PATIENCE is not among my weekly calendar notations:
The 26-hour Yom Kippur fast is over.
Ruth Bader Ginsburg has been buried in Arlington National Cemetery.
The opening Presidential Debate of the season is history.
Colleagues and students entered and left my Zoom rooms this week softened and strengthened by practice and by sharing struggles and wisdom.
A passion-project that has been on hold for some weeks moved a little.
Tomatoes that have been hanging green on the vine have suddenly reddened in the cooling, shortening daylight hours.
This list almost but not quite attains what my teacher Jason Shulman calls “the pure subjective,” a quality of is-ness that such statements display when they are just themselves. As you read through that list, you can pick up whiffs of preference and comparison and judgment that leave them short of “is-ness.”
I consider again the card I pulled for my High Holy Day focus this year: “patience.”
I am born an Aries, “the head” sign: I am a great sprinter. Marathons, not so much.
Can you tell from this post that this is a night when I am down to fumes?
Patience right now feels very close to: I am out of gas.
The Hebrew word for patience is transliterated as “savlanut.” It comes from a three-letter root meaning burden, load, suffering, pain: the same root of the words used to describe the hard labor of the enslaved Israelites making bricks from straw for Pharoah. Its linguistic cousins include: porter, stevedore, passivity, endurance, tolerance. You can see how these belong to the same word-family.

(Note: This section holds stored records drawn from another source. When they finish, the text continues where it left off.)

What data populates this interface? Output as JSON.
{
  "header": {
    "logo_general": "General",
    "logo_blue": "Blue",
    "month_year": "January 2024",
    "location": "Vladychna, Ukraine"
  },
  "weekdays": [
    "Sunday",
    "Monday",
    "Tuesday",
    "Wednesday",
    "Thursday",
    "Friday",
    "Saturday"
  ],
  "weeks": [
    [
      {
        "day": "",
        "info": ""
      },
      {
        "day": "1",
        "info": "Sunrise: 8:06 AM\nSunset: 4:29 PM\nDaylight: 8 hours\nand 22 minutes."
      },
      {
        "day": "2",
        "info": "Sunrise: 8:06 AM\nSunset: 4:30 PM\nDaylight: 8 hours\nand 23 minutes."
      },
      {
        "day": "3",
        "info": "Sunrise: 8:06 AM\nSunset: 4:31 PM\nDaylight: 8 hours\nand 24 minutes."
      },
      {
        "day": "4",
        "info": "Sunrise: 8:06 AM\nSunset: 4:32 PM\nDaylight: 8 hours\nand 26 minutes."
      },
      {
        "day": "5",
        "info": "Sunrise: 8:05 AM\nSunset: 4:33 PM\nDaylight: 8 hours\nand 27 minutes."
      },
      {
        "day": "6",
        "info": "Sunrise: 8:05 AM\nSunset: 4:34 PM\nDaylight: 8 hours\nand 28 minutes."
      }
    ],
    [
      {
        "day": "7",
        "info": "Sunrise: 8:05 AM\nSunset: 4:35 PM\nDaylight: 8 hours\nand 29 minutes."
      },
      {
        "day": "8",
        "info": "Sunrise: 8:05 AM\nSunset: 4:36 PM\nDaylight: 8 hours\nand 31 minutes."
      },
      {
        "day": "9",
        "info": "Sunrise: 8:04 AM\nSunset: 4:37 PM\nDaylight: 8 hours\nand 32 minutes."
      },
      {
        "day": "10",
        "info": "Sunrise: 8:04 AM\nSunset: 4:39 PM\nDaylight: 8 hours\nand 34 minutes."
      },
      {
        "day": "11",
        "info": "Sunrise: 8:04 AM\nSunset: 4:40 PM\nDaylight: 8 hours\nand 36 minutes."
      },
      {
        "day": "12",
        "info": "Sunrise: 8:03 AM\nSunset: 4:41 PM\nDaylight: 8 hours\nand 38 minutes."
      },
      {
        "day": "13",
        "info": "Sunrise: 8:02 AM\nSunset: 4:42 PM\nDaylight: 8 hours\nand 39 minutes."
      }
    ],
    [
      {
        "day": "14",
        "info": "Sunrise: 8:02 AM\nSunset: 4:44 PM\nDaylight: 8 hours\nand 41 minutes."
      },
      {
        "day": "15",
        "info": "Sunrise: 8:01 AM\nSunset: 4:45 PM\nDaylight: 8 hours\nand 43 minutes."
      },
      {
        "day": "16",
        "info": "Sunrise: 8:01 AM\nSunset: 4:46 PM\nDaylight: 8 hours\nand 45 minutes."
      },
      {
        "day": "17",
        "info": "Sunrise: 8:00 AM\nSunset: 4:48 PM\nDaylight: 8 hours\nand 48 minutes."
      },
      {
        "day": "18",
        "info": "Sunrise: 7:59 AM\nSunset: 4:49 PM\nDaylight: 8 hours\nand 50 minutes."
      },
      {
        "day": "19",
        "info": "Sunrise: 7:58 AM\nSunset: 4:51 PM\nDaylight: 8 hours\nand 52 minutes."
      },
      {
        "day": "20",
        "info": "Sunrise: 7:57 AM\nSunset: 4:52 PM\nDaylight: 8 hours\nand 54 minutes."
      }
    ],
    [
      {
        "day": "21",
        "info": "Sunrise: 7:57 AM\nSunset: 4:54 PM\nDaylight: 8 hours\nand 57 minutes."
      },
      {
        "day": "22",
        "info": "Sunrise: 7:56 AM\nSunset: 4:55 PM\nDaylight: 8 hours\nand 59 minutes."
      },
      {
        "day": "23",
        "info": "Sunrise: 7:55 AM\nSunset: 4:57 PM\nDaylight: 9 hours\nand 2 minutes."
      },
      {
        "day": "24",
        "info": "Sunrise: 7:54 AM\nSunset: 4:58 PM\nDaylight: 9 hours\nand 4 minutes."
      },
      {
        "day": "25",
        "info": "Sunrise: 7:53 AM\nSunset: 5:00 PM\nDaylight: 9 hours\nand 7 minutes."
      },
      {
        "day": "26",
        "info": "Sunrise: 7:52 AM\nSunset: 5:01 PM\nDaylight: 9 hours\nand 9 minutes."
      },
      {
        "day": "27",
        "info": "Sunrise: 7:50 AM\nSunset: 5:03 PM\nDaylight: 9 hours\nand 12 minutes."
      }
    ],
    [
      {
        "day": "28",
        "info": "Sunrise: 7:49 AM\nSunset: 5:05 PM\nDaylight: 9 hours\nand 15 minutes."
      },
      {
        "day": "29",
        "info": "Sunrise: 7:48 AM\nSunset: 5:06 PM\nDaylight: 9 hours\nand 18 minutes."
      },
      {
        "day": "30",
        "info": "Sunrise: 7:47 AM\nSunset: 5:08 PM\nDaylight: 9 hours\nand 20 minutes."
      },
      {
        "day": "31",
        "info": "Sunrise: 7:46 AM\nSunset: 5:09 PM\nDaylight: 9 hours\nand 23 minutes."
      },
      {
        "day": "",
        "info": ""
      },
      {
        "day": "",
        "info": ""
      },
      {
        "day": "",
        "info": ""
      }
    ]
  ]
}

I’ve devoted myself more to cultivating resilience – the capacity to recover – than I have to bearing burdens. Maybe, I wonder to myself, if I practiced bearing burdens with more patience and tolerance and less suffering, I wouldn’t have to tend so much to recovering?
Meanwhile needs Urgent and Real compete for my attention and energies to:
– stay safe, keep others safe during the Pandemic, with my home serving as my workplace, since am both privileged and non-essential, a useful contemplation in itself when I have more brain cells to rub together.
– do/be/ join forces for equity: safety and protection under the law and access and well-being for people who have black and brown and olive skins
– figure out how to vote and maximize the chances that my vote will be counted. I already know my vote counts. This year I also have to do what I can to make sure it is counted. This is a new experience for me as a White person.
– plant seeds for collective civic grieving, repair of wrongs, and reconciliation. To lift my spirits, I’m putting a pin in this topic for a future post.
What you have just read is a narration of my practice of letting myself be the size I am. Which is what I counsel you to do .....during these times and ever after:
Do what you can from where you are, with what you have to work with.
If you’re tired, rest.
If you’re hungry, eat.
If you feel defeated, do a small kindness for someone.
If you’re full of pep, or you have “discretionary” dollars, choose who and what gets the benefit.